AP Photo/Carolyn Kaster, File
President Barack Obama speaks to media in the Oval Office of the White House in Washington on April 14.

President Obama said last week that he doesn’t need a tax cut if that would mean cutting Medicare benefits for seniors or Head Start programs for children. Now the president's tax return, released Monday, lets you judge whether the commander in chief could use a tax break.

He and Michelle Obama paid $453,770 in federal taxes last year, out of a combined $1,728,096 income. Most of that income came from sales of the president’s books.

The tax return also reveals that the first couple donated $245,075 to charity – about 14 percent of their income. The single biggest recipient was the Fisher House Foundation, which manages a scholarship fund for the children of killed or disabled soldiers. Fisher House received $131,075 in royalties from Mr. Obama’s children’s book, “Of Thee I Sing.”

In 2009, the first family reported an income of $5.5 million, thanks to a post-election surge in book sales.

What about Vice President Joe Biden, who in 2008 called himself the second-poorest member of Congress? His fortunes have improved. For 2008, he and Jill Biden reported an adjusted gross income of $269,256, which looked rather modest when compared with those of Mr. Biden's congressional colleagues, nearly half of whom were millionaires.

In 2010, the Bidens reported $379,178 in adjusted gross income, thanks in part to the higher salary ($230,000) that goes along with Mr. Biden’s new job. The couple paid about $87,000 in federal income taxes and almost $20,000 in state income taxes in Delaware and Virginia. They donated $5,350 to charity, almost 1.5 percent of their income.

Tax returns from potential 2012 candidates?

Nothing requires presidents or presidential candidates to disclose tax returns – it’s just a tradition, one of the many legacies of President Richard Nixon. As the race for the 2012 Republican nomination draws nearer, Tax Day reminds us that the Republican field is full of candidates with potentially fascinating finances, which could make for some interesting disclosures around election time next year.

Billionare and possible presidential contender Donald Trump has not only been talking up his smarts, but also his massive wealth.

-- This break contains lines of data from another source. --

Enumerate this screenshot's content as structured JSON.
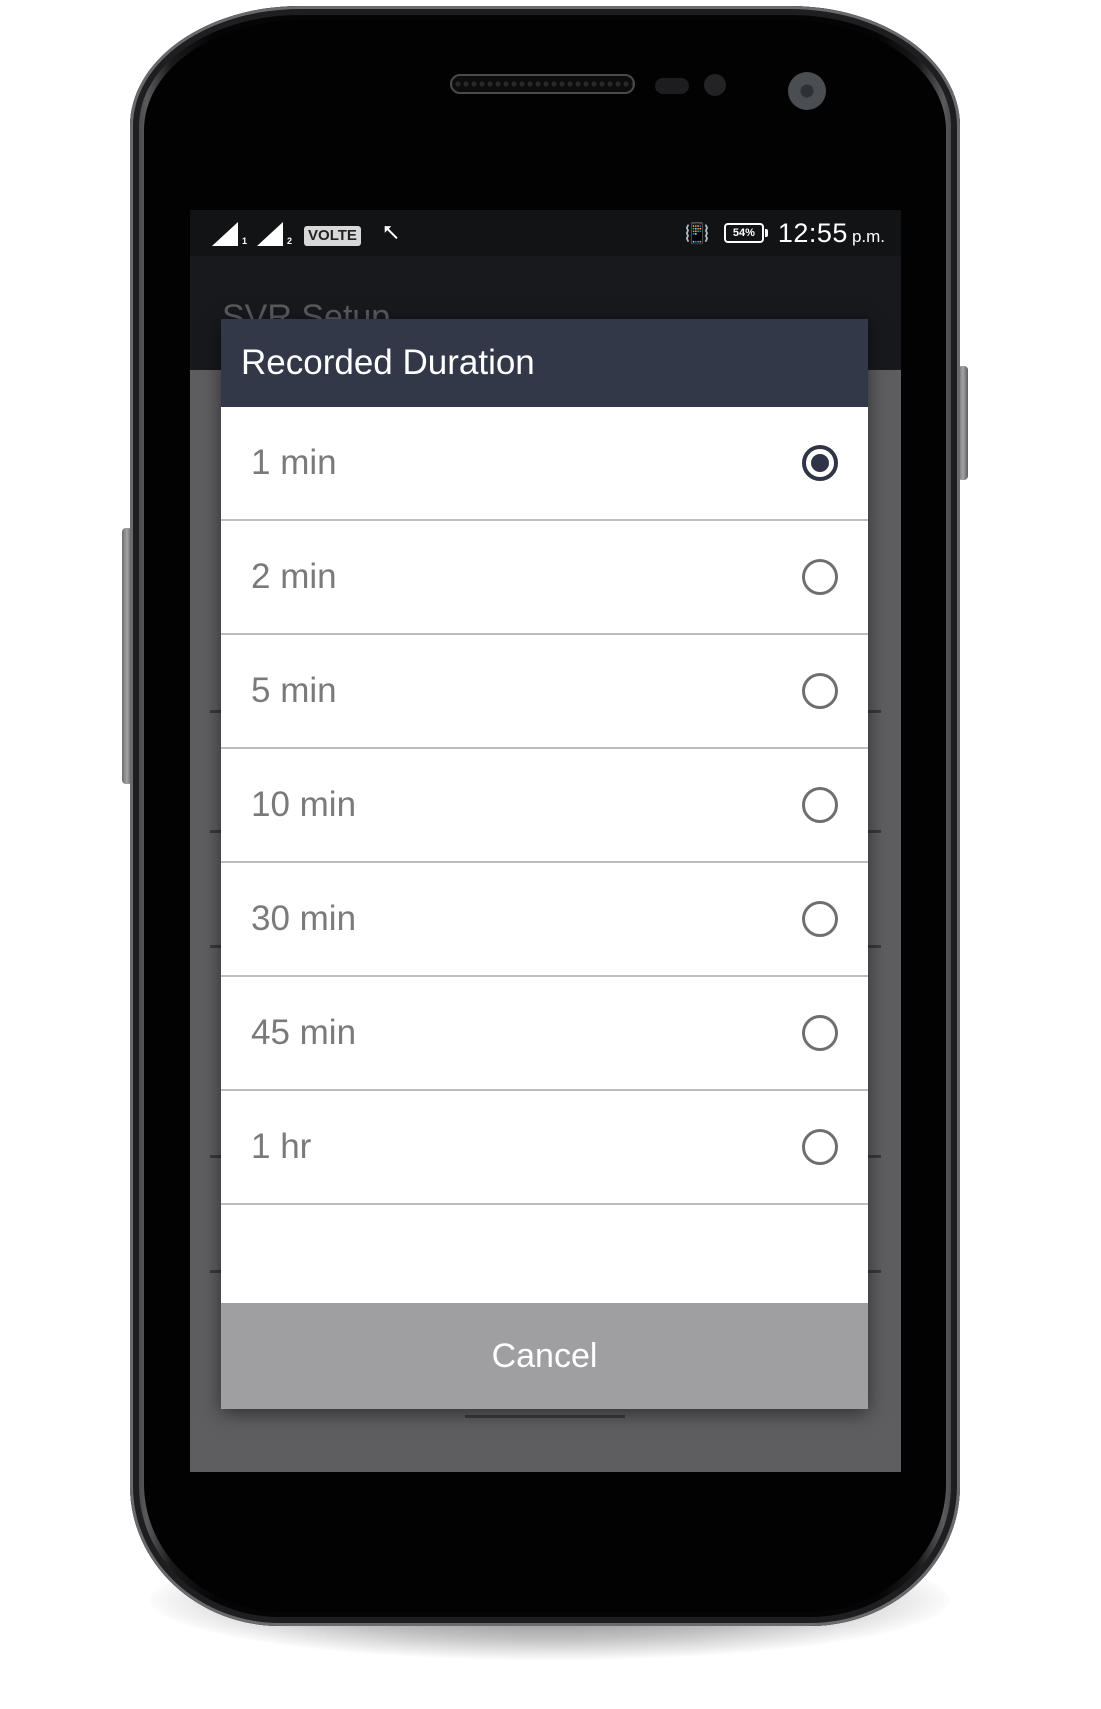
{
  "status_bar": {
    "sim1_label": "1",
    "sim2_label": "2",
    "volte_label": "VOLTE",
    "usb_icon": "usb-icon",
    "vibrate_icon": "vibrate-icon",
    "battery_percent": "54%",
    "time": "12:55",
    "ampm": "p.m."
  },
  "app": {
    "title": "SVR Setup"
  },
  "dialog": {
    "title": "Recorded Duration",
    "options": [
      {
        "label": "1 min",
        "selected": true
      },
      {
        "label": "2 min",
        "selected": false
      },
      {
        "label": "5 min",
        "selected": false
      },
      {
        "label": "10 min",
        "selected": false
      },
      {
        "label": "30 min",
        "selected": false
      },
      {
        "label": "45 min",
        "selected": false
      },
      {
        "label": "1 hr",
        "selected": false
      }
    ],
    "cancel_label": "Cancel"
  },
  "colors": {
    "dialog_header": "#323848",
    "radio_selected": "#2f3547",
    "cancel_bg": "#9f9ea1"
  }
}
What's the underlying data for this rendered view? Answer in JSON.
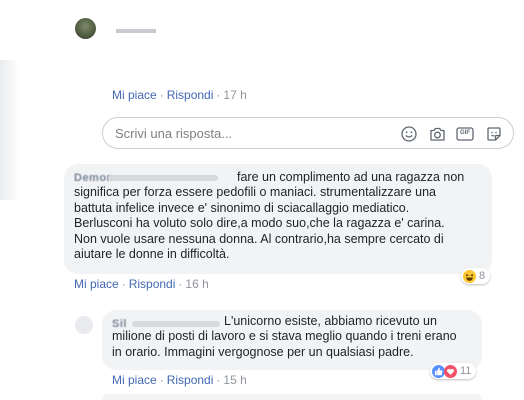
{
  "top_reply": {
    "author_redacted": "......",
    "actions": {
      "like": "Mi piace",
      "reply": "Rispondi",
      "time": "17 h"
    }
  },
  "composer": {
    "placeholder": "Scrivi una risposta...",
    "icons": [
      "emoji-icon",
      "camera-icon",
      "gif-icon",
      "sticker-icon"
    ],
    "gif_label": "GIF"
  },
  "comment_1": {
    "author_partial": "Demon",
    "lines": [
      "fare un complimento ad una ragazza non",
      "significa per forza essere pedofili o maniaci. strumentalizzare una",
      "battuta infelice invece e' sinonimo di sciacallaggio mediatico.",
      "Berlusconi ha voluto solo dire,a modo suo,che la ragazza e' carina.",
      "Non vuole usare nessuna donna. Al contrario,ha sempre cercato di",
      "aiutare le donne in difficoltà."
    ],
    "reaction_icon": "haha",
    "reaction_count": "8",
    "actions": {
      "like": "Mi piace",
      "reply": "Rispondi",
      "time": "16 h"
    }
  },
  "comment_2": {
    "author_partial": "Sil",
    "lines": [
      "L'unicorno esiste, abbiamo ricevuto un",
      "milione di posti di lavoro e si stava meglio quando i treni erano",
      "in orario. Immagini vergognose per un qualsiasi padre."
    ],
    "reaction_icons": [
      "like",
      "love"
    ],
    "reaction_count": "11",
    "actions": {
      "like": "Mi piace",
      "reply": "Rispondi",
      "time": "15 h"
    }
  },
  "colors": {
    "link": "#4267b2",
    "bubble": "#f2f3f5",
    "muted": "#90949c",
    "like_blue": "#5890ff",
    "love_red": "#f25268",
    "haha_yellow": "#fcc934"
  }
}
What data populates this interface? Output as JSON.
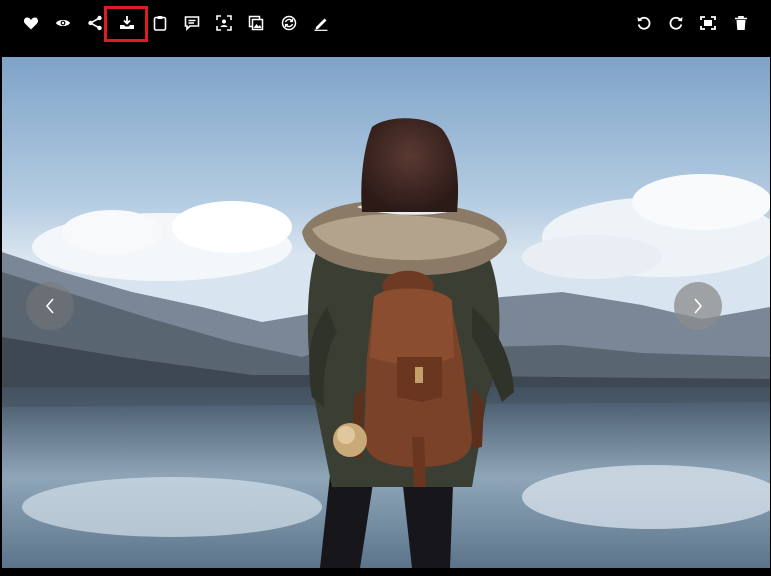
{
  "toolbar": {
    "left_actions": [
      {
        "name": "favorite",
        "icon": "heart-icon"
      },
      {
        "name": "preview",
        "icon": "eye-icon"
      },
      {
        "name": "share",
        "icon": "share-icon"
      },
      {
        "name": "download",
        "icon": "download-icon",
        "highlighted": true
      },
      {
        "name": "clipboard",
        "icon": "clipboard-icon"
      },
      {
        "name": "comment",
        "icon": "comment-icon"
      },
      {
        "name": "scan",
        "icon": "scan-icon"
      },
      {
        "name": "gallery",
        "icon": "image-stack-icon"
      },
      {
        "name": "convert",
        "icon": "refresh-icon"
      },
      {
        "name": "edit",
        "icon": "pencil-icon"
      }
    ],
    "right_actions": [
      {
        "name": "rotate-left",
        "icon": "rotate-left-icon"
      },
      {
        "name": "rotate-right",
        "icon": "rotate-right-icon"
      },
      {
        "name": "fit-screen",
        "icon": "fullscreen-icon"
      },
      {
        "name": "delete",
        "icon": "trash-icon"
      }
    ],
    "highlight_color": "#e01b24"
  },
  "viewer": {
    "image_subject": "woman-with-leather-backpack-by-lake",
    "prev_icon": "chevron-left-icon",
    "next_icon": "chevron-right-icon"
  },
  "colors": {
    "toolbar_bg": "#000000",
    "icon": "#ffffff",
    "nav_button": "#8c8c8c"
  }
}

On Sunday, Mr. Trump boasted he had a “much, much bigger net worth” than former Massachusetts Gov. Mitt Romney, another possible contender. No one really knows how much Trump is worth, though, so the chance to pore over his tax return surely has pundits chomping at the bit. Also, The Donald might not be particularly charitable, at least by billionaire standards.

Former Alaska Gov. Sarah Palin’s tax return might also provide for interesting fodder. She released one in 2008 when she ran for vice president, revealing that she and husband Todd reported nearly $170,000 in income – but that that was before she inked various book, television, and speaking deals. Even daughter Bristol Palin made more than $250,000 last year as an abstinence advocate, so one can only imagine what Palin family tax returns would look like today.

If your appetite for presidential finances isn't satiated, you can pore over the Obama and Biden family returns yourself at the White House website.